The reigning World Series champion Brooklyn Dodgers finally made a push to the National League pennant late in the 1956 season. After being 1 ½ games out of first place following a doubleheader split September 7, the Dodgers charged forward and held a one-game lead on September 30.
Brooklyn had swept the Pirates in a doubleheader on September 29, 6-2 and 3-1. Sal Maglie won the first game. Clem Labine, usually the team’s relief ace, started the second game and went the whole way.1 The second-place Milwaukee Braves, meanwhile, lost 2-1 to the St. Louis Cardinals. Now, it was coming down to the final game of the season. Could Brooklyn win the game and the pennant? A Dodgers loss against Pittsburgh and a Braves win against St. Louis would force a playoff.
Don Newcombe took the mound for Brooklyn against Vern Law. Newcombe brought a 26-7 record into the game. Law, meanwhile, was trying to avoid his 16th loss for the Pirates, who occupied seventh place in the eight-team NL, 26 games out of first.
Newcombe retired the side in order in the top of the first inning The Dodgers jumped on Law in the bottom of the frame. Law walked leadoff batter Jim Gilliam and gave up a single to Pee Wee Reese that sent Gilliam to third. Duke Snider now stepped to the plate. He sent the first pitch from Law over the Ebbets Field outfield wall for his league-leading 42nd home run of the season. Law got the next two batters out, but gave up a single to Gil Hodges.

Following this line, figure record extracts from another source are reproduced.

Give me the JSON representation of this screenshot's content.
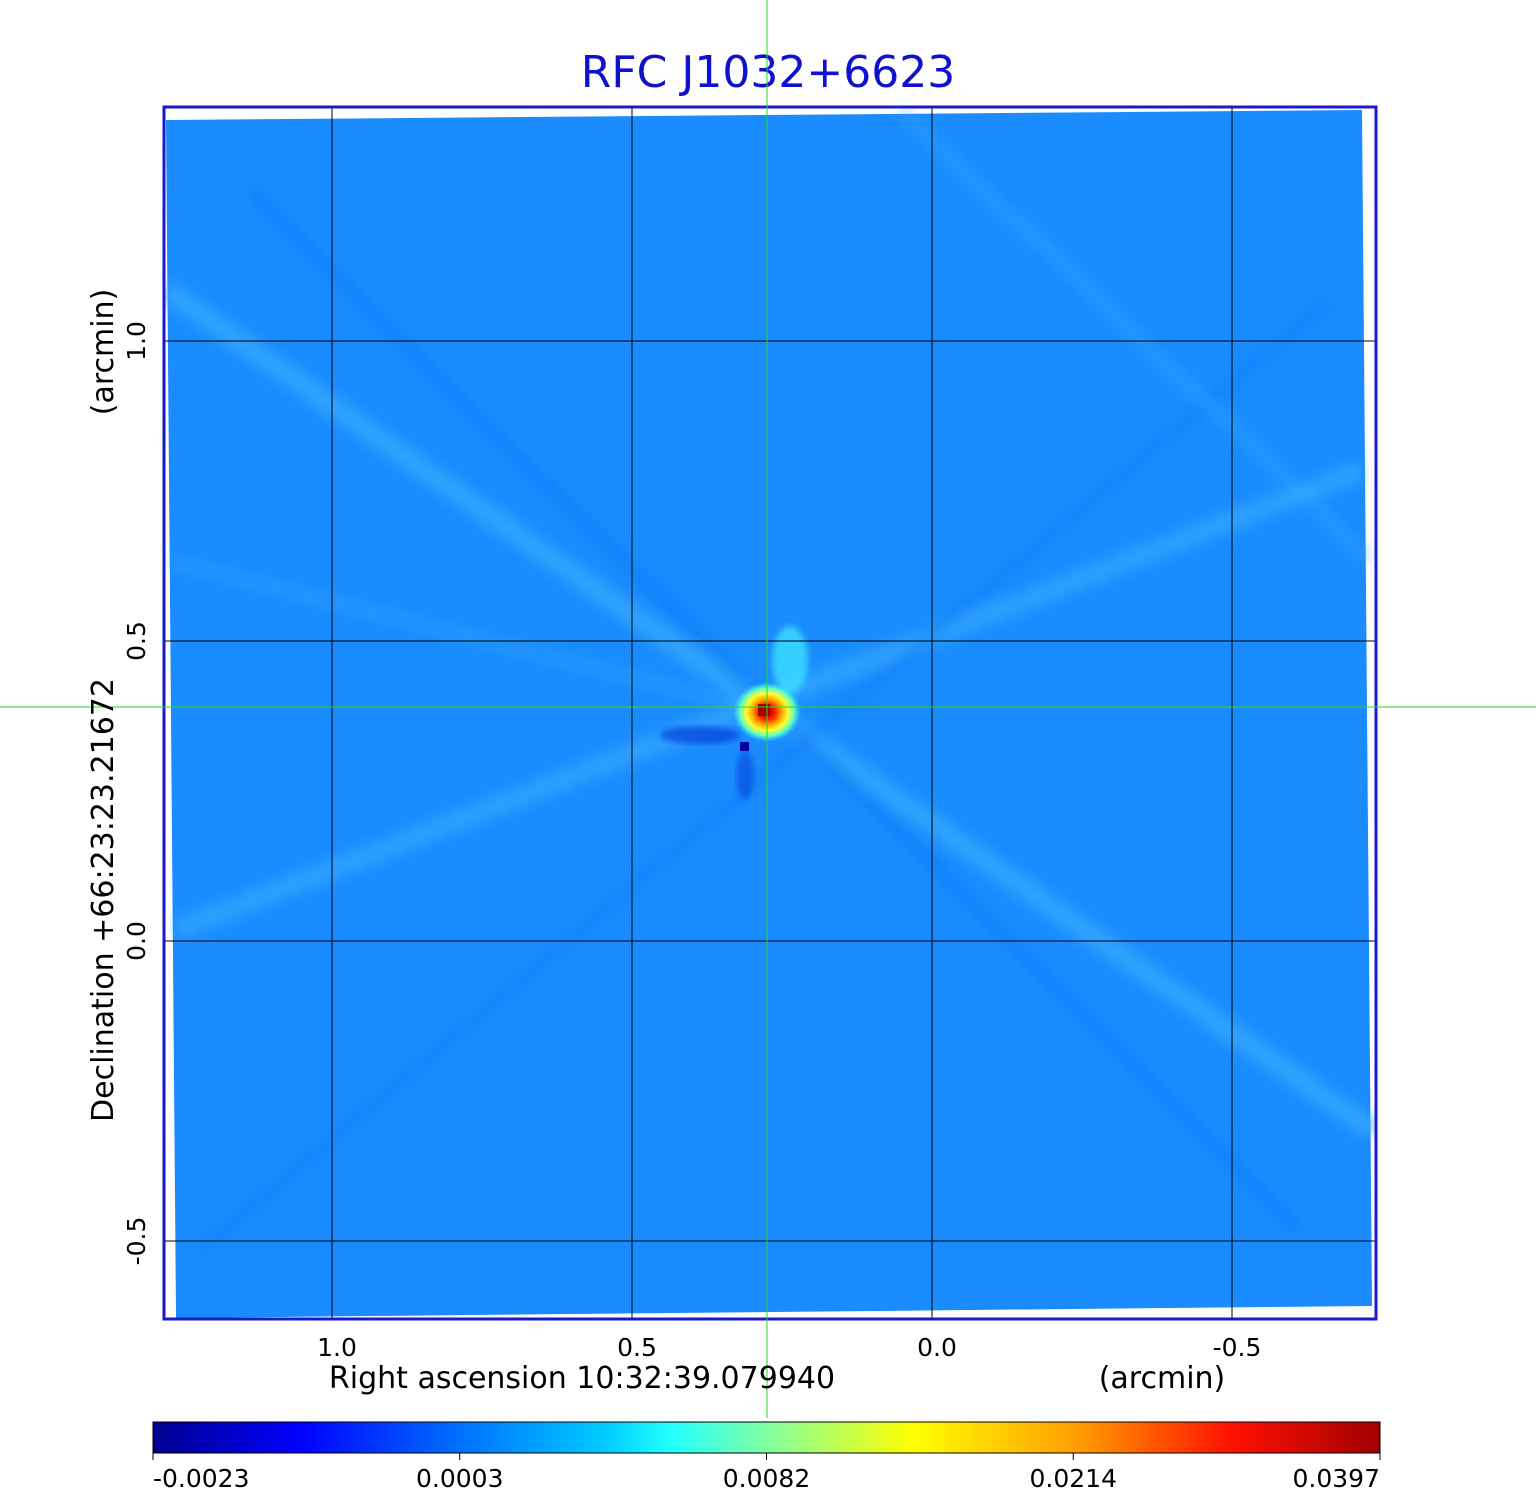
{
  "chart_data": {
    "type": "heatmap",
    "title": "RFC J1032+6623",
    "xlabel": "Right ascension  10:32:39.079940",
    "xunit": "(arcmin)",
    "ylabel": "Declination  +66:23:23.21672",
    "yunit": "(arcmin)",
    "xlim": [
      1.28,
      -0.74
    ],
    "ylim": [
      -0.63,
      1.39
    ],
    "x_ticks": [
      {
        "value": 1.0,
        "label": "1.0"
      },
      {
        "value": 0.5,
        "label": "0.5"
      },
      {
        "value": 0.0,
        "label": "0.0"
      },
      {
        "value": -0.5,
        "label": "-0.5"
      }
    ],
    "y_ticks": [
      {
        "value": 1.0,
        "label": "1.0"
      },
      {
        "value": 0.5,
        "label": "0.5"
      },
      {
        "value": 0.0,
        "label": "0.0"
      },
      {
        "value": -0.5,
        "label": "-0.5"
      }
    ],
    "grid": true,
    "crosshair": {
      "x": 0.275,
      "y": 0.39
    },
    "peak": {
      "x": 0.28,
      "y": 0.39,
      "value": 0.0397
    },
    "colormap": "jet",
    "colorbar": {
      "location": "bottom",
      "tick_labels": [
        "-0.0023",
        "0.0003",
        "0.0082",
        "0.0214",
        "0.0397"
      ]
    },
    "colors": {
      "title": "#1010d0",
      "frame": "#1a1acc",
      "grid": "#000000",
      "crosshair": "#22dd22",
      "background_field": "#1a8cff"
    }
  }
}
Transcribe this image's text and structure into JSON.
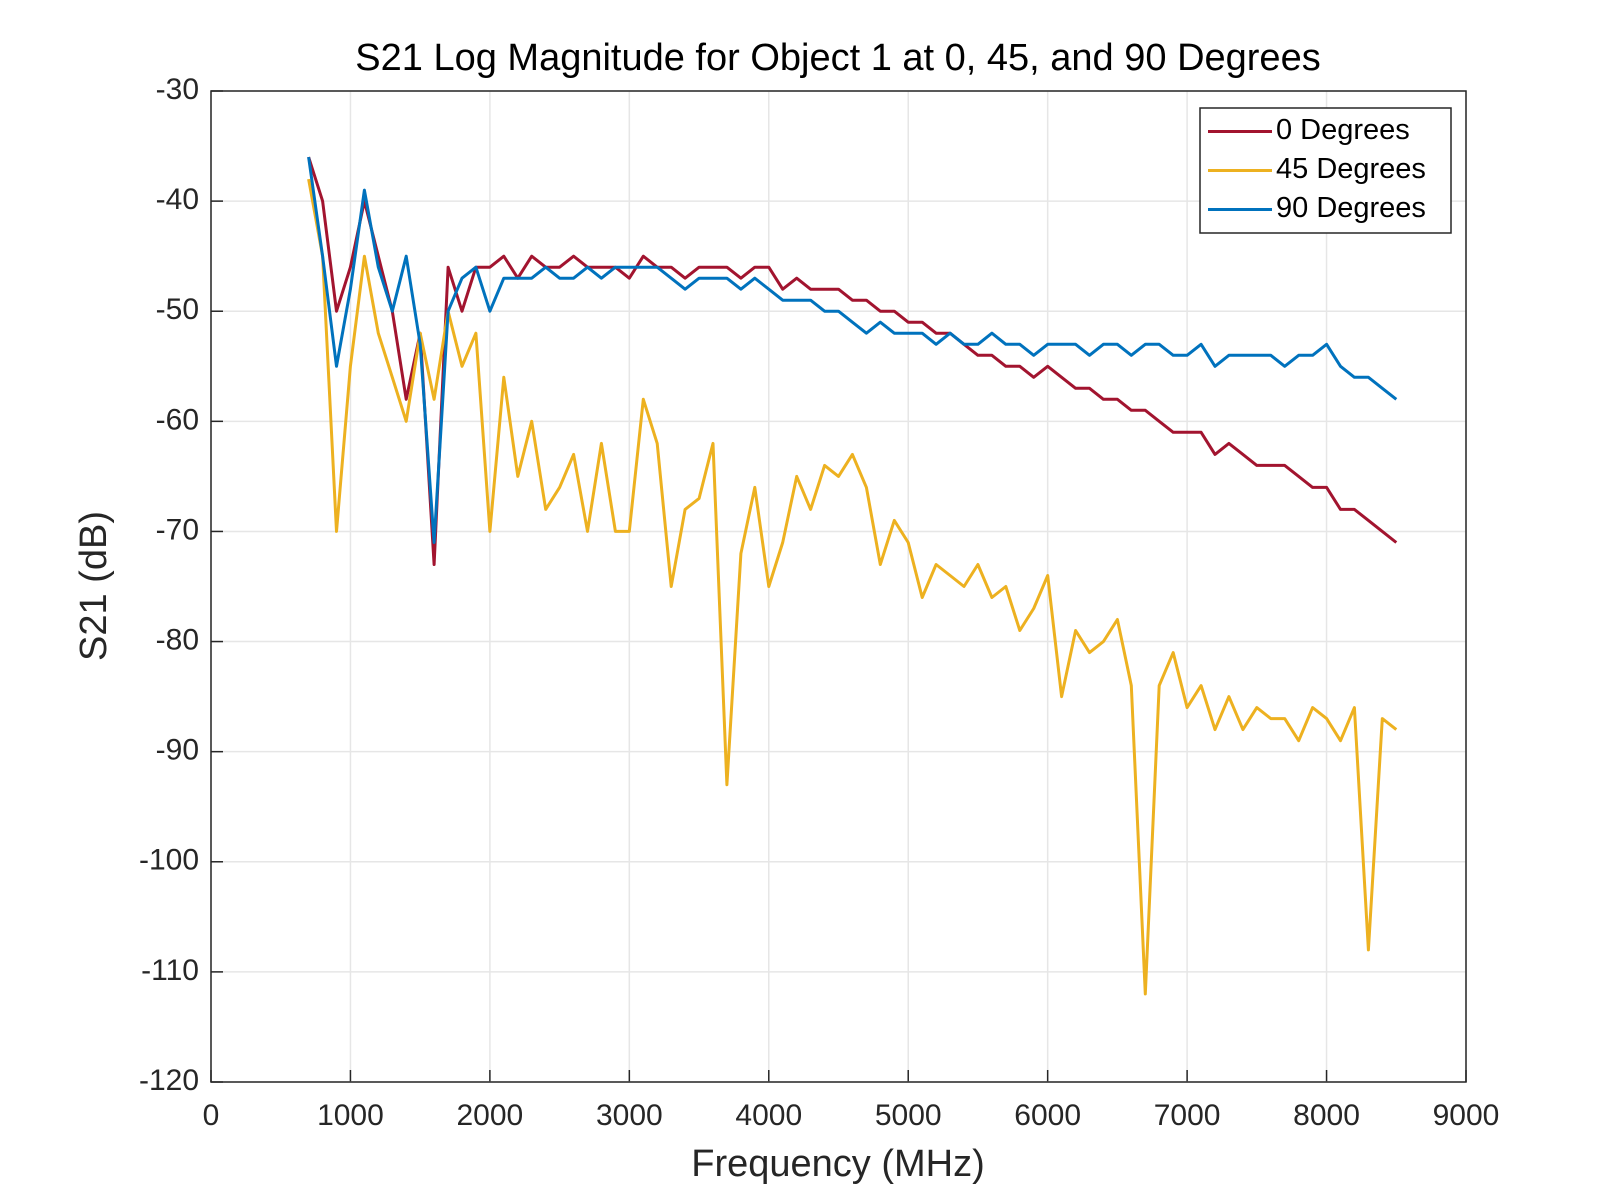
{
  "chart_data": {
    "type": "line",
    "title": "S21 Log Magnitude for Object 1 at 0, 45, and 90 Degrees",
    "x_label": "Frequency (MHz)",
    "y_label": "S21 (dB)",
    "x": [
      700,
      800,
      900,
      1000,
      1100,
      1200,
      1300,
      1400,
      1500,
      1600,
      1700,
      1800,
      1900,
      2000,
      2100,
      2200,
      2300,
      2400,
      2500,
      2600,
      2700,
      2800,
      2900,
      3000,
      3100,
      3200,
      3300,
      3400,
      3500,
      3600,
      3700,
      3800,
      3900,
      4000,
      4100,
      4200,
      4300,
      4400,
      4500,
      4600,
      4700,
      4800,
      4900,
      5000,
      5100,
      5200,
      5300,
      5400,
      5500,
      5600,
      5700,
      5800,
      5900,
      6000,
      6100,
      6200,
      6300,
      6400,
      6500,
      6600,
      6700,
      6800,
      6900,
      7000,
      7100,
      7200,
      7300,
      7400,
      7500,
      7600,
      7700,
      7800,
      7900,
      8000,
      8100,
      8200,
      8300,
      8400,
      8500
    ],
    "series": [
      {
        "name": "0 Degrees",
        "color": "#A2142F",
        "values": [
          -36,
          -40,
          -50,
          -46,
          -40,
          -45,
          -50,
          -58,
          -52,
          -73,
          -46,
          -50,
          -46,
          -46,
          -45,
          -47,
          -45,
          -46,
          -46,
          -45,
          -46,
          -46,
          -46,
          -47,
          -45,
          -46,
          -46,
          -47,
          -46,
          -46,
          -46,
          -47,
          -46,
          -46,
          -48,
          -47,
          -48,
          -48,
          -48,
          -49,
          -49,
          -50,
          -50,
          -51,
          -51,
          -52,
          -52,
          -53,
          -54,
          -54,
          -55,
          -55,
          -56,
          -55,
          -56,
          -57,
          -57,
          -58,
          -58,
          -59,
          -59,
          -60,
          -61,
          -61,
          -61,
          -63,
          -62,
          -63,
          -64,
          -64,
          -64,
          -65,
          -66,
          -66,
          -68,
          -68,
          -69,
          -70,
          -71
        ]
      },
      {
        "name": "45 Degrees",
        "color": "#EDB120",
        "values": [
          -38,
          -45,
          -70,
          -55,
          -45,
          -52,
          -56,
          -60,
          -52,
          -58,
          -50,
          -55,
          -52,
          -70,
          -56,
          -65,
          -60,
          -68,
          -66,
          -63,
          -70,
          -62,
          -70,
          -70,
          -58,
          -62,
          -75,
          -68,
          -67,
          -62,
          -93,
          -72,
          -66,
          -75,
          -71,
          -65,
          -68,
          -64,
          -65,
          -63,
          -66,
          -73,
          -69,
          -71,
          -76,
          -73,
          -74,
          -75,
          -73,
          -76,
          -75,
          -79,
          -77,
          -74,
          -85,
          -79,
          -81,
          -80,
          -78,
          -84,
          -112,
          -84,
          -81,
          -86,
          -84,
          -88,
          -85,
          -88,
          -86,
          -87,
          -87,
          -89,
          -86,
          -87,
          -89,
          -86,
          -108,
          -87,
          -88
        ]
      },
      {
        "name": "90 Degrees",
        "color": "#0072BD",
        "values": [
          -36,
          -45,
          -55,
          -48,
          -39,
          -46,
          -50,
          -45,
          -53,
          -71,
          -50,
          -47,
          -46,
          -50,
          -47,
          -47,
          -47,
          -46,
          -47,
          -47,
          -46,
          -47,
          -46,
          -46,
          -46,
          -46,
          -47,
          -48,
          -47,
          -47,
          -47,
          -48,
          -47,
          -48,
          -49,
          -49,
          -49,
          -50,
          -50,
          -51,
          -52,
          -51,
          -52,
          -52,
          -52,
          -53,
          -52,
          -53,
          -53,
          -52,
          -53,
          -53,
          -54,
          -53,
          -53,
          -53,
          -54,
          -53,
          -53,
          -54,
          -53,
          -53,
          -54,
          -54,
          -53,
          -55,
          -54,
          -54,
          -54,
          -54,
          -55,
          -54,
          -54,
          -53,
          -55,
          -56,
          -56,
          -57,
          -58
        ]
      }
    ],
    "xlim": [
      0,
      9000
    ],
    "ylim": [
      -120,
      -30
    ],
    "xticks": [
      0,
      1000,
      2000,
      3000,
      4000,
      5000,
      6000,
      7000,
      8000,
      9000
    ],
    "yticks": [
      -120,
      -110,
      -100,
      -90,
      -80,
      -70,
      -60,
      -50,
      -40,
      -30
    ],
    "grid": true,
    "legend": "top-right"
  }
}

Pirates manager Bobby Bragan had seen enough, although the score was still just 3-0. He replaced Law with Roy Face, who got the third out.
Newcombe kept the Pirates in check in the second inning but faltered in the third. He gave up a single to leadoff batter Jack Shepard and walked Dick Cole. After throwing a wild pitch that allowed Shepard and Cole to advance, Roberto Clemente stroked a two-run single. The score was now 3-2.
In the bottom of the third, Bob Purkey came on in relief for Pittsburgh. Reese grounded out to start the frame; Snider followed up by flying out to center field. Jackie Robinson then hit his 10th home run of the season. It was the 137th homer of his career and also his last.2
Newcombe did not have one of his better days on the mound and allowed six earned runs. After giving up the two runs in the third, he held the Pirates to one hit in each of the fourth, fifth, and sixth innings. The Pirates failed to score each time, although they got a runner to third when Lee Walls tripled with one out in the fourth.
Ron Kline took over the pitching duties for the Pirates in the fifth inning. He gave up a leadoff double to Newcombe, who went to third on Gilliam’s grounder to first. Newcombe scored when Reese hit a sacrifice fly to left field. Snider followed with his second home run of the game and 43rd of the season. Robinson struck out, and the inning ended with the Dodgers leading 6-2. They padded that lead in the sixth when Sandy Amorós hit a leadoff home run.
The Pirates, down 7-2, scored three runs off Newcombe in the seventh inning. Dick Groat led off with a double to right field. Consecutive singles by Bill Mazeroski and Shepard loaded the bases. Newcombe got two outs and nearly wiggled out of the threat, but Bill Virdon brought home three runs with a double to center field. The Dodgers lead had been to cut to 7-5.
Bob Friend took the mound for the Pirates and held the Dodgers scoreless in the seventh inning. Walls homered off Newcombe in the top of the eighth, cutting the Pirates’ deficit to a single run at 7-6 and knocking the Brooklyn starter out of the game. Dodgers manager Walter Alston summoned second-year right-hander Don Bessent from the bullpen.
Bessent had saved eight games in 37 relief appearances on the season. Labine was unavailable after the previous day’s work in his third start of the season.3 Bessent gave up a hit to Groat, and third baseman Robinson made an error on pinch-hitter Gene Freese’s grounder. Jack Shepard flew out and Dale Long struck out to end the threat. Amorós gave the Dodgers a little cushion when he led off the bottom of the eighth with his second solo home run of the game.
Clemente opened the ninth with a single off Bessent. Virdon, though, hit into a double play, and Hank Foiles struck out to end the game. The Dodgers were 8-6 victors.
The Braves beat the Cardinals 4-2, but it didn’t matter. Brooklyn had won its second straight pennant. Once again, the Dodgers would face the New York Yankees in the World Series. Brooklyn fans looked forward to seeing their “Bums” celebrate in October one more time.
In addition to the sources cited in the Notes, the author also used the Baseball-Reference.com, Baseball-Almanac.com, and Retrosheet.org websites for box-score, player, team, and season pages, pitching and batting game logs, and other pertinent material.
2 Ibid. This was Robinson’s final regular-season homer; he retired after the 1956 season. He also homered once in the World Series.
3 Soderholm, “Baseball Historical Insight.”